La progression du jour a reconstitué l’après-midi dans lequel reparaît ce moment un peu mélancolique où on le sent décroître. C’est lui qui m’inspire cette promenade dont le but met une flamme mystérieuse à l’horizon de mon parcours. Je me dirige vers le chalet d’Aldon pour brûler mon séjour. C’est le geste par lequel j’ouvre dans le printemps la saison de mon retour. Aldon doit travailler toute la journée à la bibliothèque, je lui ai demandé la permission de monter dans son chalet pour prendre quelques photographies. En réalité, j’ai décidé de faire disparaître dans sa cheminée la plupart de mes gouaches et de mes manuscrits.

Dans la forêt naguère figée, un frémissement se fait sentir. La cime des arbres se pare d’imperceptibles bourgeons.

À travers les persiennes aux lattes inclinées vibrait la poussière ; leurs extrémités chatoyaient sur le sol et formaient des reflets jaunes qui progressaient paresseusement avec l’heure.

Dans l’âtre, mes feuillets flambaient, dehors chantaient les oiseaux.
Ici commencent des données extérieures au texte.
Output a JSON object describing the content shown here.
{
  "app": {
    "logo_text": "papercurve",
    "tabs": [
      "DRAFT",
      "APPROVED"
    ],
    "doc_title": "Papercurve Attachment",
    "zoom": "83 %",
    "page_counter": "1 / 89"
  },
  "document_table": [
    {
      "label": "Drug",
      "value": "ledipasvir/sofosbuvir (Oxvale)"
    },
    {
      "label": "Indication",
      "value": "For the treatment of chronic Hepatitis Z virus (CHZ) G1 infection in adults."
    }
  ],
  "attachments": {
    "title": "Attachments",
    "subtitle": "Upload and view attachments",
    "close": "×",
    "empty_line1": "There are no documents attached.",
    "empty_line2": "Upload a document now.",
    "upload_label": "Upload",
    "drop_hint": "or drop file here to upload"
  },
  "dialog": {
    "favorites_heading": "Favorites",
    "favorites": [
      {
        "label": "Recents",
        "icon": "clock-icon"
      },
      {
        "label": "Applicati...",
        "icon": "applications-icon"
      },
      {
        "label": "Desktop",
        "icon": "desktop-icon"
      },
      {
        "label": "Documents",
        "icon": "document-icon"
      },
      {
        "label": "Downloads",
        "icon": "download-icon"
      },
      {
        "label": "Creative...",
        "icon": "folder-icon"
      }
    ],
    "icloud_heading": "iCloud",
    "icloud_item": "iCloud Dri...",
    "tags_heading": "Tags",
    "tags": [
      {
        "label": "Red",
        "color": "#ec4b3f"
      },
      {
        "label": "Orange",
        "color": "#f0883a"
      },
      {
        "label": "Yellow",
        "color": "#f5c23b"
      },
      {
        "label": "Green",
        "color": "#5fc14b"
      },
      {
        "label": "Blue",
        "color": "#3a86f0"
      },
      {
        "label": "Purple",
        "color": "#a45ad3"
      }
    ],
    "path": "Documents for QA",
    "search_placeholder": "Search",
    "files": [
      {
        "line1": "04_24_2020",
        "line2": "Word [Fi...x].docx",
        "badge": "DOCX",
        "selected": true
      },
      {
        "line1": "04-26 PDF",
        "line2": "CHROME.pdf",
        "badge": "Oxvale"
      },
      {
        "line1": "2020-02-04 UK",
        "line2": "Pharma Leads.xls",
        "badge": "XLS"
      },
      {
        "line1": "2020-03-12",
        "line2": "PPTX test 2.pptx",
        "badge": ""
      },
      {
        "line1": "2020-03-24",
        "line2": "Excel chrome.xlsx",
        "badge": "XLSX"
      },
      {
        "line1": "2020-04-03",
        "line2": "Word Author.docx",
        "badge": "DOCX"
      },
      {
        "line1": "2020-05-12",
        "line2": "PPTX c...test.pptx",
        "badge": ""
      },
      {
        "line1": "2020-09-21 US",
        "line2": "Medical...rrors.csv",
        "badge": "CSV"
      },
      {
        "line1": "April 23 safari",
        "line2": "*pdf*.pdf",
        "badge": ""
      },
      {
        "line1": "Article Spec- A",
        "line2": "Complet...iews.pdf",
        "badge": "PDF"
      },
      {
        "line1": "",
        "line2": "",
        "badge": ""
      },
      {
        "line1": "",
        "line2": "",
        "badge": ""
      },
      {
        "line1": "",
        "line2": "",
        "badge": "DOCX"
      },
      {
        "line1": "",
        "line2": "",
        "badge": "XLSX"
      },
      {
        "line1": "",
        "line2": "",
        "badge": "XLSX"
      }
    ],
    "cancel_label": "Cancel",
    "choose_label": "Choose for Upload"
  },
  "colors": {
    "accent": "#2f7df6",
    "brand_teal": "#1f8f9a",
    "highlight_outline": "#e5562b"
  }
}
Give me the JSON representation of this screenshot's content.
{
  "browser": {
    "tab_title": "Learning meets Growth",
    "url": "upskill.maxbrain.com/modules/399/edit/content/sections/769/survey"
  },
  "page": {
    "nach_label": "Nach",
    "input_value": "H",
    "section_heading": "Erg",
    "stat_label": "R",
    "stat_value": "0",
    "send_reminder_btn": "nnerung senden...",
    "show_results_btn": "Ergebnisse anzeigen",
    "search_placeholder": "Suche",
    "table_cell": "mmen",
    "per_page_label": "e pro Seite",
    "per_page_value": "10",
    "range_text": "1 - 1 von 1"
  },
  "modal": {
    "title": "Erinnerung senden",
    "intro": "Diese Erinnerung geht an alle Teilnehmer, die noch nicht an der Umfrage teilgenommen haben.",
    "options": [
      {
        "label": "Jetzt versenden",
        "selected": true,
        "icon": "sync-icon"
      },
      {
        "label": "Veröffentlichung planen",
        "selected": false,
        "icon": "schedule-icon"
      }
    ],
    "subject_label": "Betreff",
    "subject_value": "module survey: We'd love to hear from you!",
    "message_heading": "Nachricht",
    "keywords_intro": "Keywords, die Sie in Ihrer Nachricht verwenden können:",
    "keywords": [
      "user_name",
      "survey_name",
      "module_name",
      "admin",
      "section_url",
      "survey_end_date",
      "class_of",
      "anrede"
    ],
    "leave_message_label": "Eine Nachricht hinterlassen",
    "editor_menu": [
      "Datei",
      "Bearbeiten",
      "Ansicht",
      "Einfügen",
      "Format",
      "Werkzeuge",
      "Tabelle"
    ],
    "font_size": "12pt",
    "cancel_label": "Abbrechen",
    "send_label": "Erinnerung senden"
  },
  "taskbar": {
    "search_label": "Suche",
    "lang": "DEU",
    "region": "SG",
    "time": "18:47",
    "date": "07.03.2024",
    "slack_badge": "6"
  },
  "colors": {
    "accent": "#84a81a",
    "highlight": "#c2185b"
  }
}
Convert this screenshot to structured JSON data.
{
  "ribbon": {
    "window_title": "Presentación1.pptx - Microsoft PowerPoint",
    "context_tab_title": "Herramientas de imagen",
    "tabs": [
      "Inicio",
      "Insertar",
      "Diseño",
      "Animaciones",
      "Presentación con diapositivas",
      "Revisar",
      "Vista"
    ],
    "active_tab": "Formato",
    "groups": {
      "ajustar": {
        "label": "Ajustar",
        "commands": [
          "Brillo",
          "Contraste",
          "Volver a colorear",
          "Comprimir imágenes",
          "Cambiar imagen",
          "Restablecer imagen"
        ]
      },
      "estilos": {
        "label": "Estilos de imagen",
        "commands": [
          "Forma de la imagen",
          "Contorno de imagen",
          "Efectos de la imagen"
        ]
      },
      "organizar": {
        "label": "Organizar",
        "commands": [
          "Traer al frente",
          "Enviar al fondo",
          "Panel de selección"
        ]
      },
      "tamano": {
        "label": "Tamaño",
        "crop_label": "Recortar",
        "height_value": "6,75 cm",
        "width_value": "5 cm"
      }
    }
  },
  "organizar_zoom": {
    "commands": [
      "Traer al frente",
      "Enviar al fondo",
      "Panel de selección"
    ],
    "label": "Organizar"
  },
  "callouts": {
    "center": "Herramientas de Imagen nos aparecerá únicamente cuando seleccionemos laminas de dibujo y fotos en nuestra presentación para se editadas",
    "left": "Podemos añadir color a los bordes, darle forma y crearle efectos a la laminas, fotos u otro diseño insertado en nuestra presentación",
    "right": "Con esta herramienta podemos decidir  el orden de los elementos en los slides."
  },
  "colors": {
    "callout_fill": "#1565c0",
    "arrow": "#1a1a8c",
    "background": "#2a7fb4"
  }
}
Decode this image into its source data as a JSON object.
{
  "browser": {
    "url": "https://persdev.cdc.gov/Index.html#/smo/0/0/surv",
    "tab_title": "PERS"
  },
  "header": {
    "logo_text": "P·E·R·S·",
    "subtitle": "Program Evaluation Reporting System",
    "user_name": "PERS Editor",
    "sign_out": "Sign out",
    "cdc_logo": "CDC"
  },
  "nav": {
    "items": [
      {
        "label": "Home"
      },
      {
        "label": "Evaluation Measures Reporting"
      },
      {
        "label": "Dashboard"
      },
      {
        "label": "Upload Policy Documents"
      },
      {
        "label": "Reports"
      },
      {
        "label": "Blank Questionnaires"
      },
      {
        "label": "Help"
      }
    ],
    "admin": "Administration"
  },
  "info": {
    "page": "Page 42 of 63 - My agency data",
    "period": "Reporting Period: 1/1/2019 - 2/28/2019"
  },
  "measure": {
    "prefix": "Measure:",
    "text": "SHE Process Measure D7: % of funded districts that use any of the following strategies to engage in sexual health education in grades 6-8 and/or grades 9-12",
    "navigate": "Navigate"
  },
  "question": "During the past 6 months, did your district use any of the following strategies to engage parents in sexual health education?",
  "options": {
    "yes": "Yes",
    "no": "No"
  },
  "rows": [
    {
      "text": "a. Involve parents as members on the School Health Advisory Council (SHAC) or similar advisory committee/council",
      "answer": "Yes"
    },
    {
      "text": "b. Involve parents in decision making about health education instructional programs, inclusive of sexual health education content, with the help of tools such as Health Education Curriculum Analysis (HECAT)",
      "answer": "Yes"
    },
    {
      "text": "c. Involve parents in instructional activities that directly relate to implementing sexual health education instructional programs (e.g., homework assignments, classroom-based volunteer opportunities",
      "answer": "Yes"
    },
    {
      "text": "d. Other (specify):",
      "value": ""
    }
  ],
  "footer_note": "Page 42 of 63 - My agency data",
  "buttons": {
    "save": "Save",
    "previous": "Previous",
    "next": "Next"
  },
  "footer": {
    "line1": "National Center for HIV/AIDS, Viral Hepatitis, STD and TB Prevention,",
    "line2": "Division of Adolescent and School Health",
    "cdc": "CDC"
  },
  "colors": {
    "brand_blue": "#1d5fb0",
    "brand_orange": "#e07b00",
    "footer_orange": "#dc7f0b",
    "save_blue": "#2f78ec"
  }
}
La vaste pièce que j’avais vue de nuit et pleine de monde semblait paradoxalement endormie dans la lumière du jour. Une mouche bourdonnait. Saillant légèrement sur le mur qui faisait face à la cheminée, un rectangle de baguettes, que je n’avais jamais remarqué, trahissait l’encadrement d’une petite armoire encastrée dans l’épaisseur de la paroi de rondins.

 

Beau feu de joie de mes papiers.

 

Malgré son caractère privé, voire occulte, la scène de l’après-midi domestique participe du panorama de la nature ambiante. Le chalet se souvient du bois des arbres dont il est fait, moi de la clairière nocturne et du scintillement des étoiles sur la neige. Dans la pièce où ronfle le feu, la progression du jour s’accuse aux recoins des murs dans les frontières géométrisées de la lumière et de l’ombre. Fouiller dans la petite armoire, dont la porte en s’ouvrant a grincé, c’est encore répondre aux invitations de la lumière, c’est, du bout des doigts, sourire d’un inventaire qu’on pressent singulier. Hétéroclite, il dévoile l’histoire de saisons lointaines, témoigne de leurs couches additionnées, retrace des présences, met au jour une panoplie d’objets oubliés ou dont on ne voulut pas se défaire.

Du placard, je tirai des bobines de fil, tout un nécessaire de couture, un morceau de tissu roulé que mes doigts palpèrent, une chaussette, le miroir fendu sur lequel elle reposait.

Dehors, un oiseau chantait.

Il y avait des mouchoirs pliés en quatre, des trombones, un passeport périmé, une liasse de vieux dollars canadiens émis par la banque du Saskatchewan. J’effleurai une pile de lettres que retenait une faveur rose, tout à fait dans le fond, un souple opuscule : Poèmes choisis de Stéphane Mallarmé dans la collection des Classiques Vaubourdolle.

Le chalet s’agrandissait, ses murs devenaient transparents.

Au verso de la première page, je lus : « Noémie Raymond, 2e moderne, Albi 1956 ».

Une mouche bourdonnait. Dans la clairière, un renard regardait.

 

En replaçant dans l’armoire l’opuscule des Classiques Vaubourdolle, j’ai songé qu’il demeurerait dans sa cachette bien après que ne me serait revenue la lettre que j’avais déposée dans le labyrinthe de verdure du Grand Hôtel dont il prendrait en somme la relève dans le vaste été aux soirs interminables.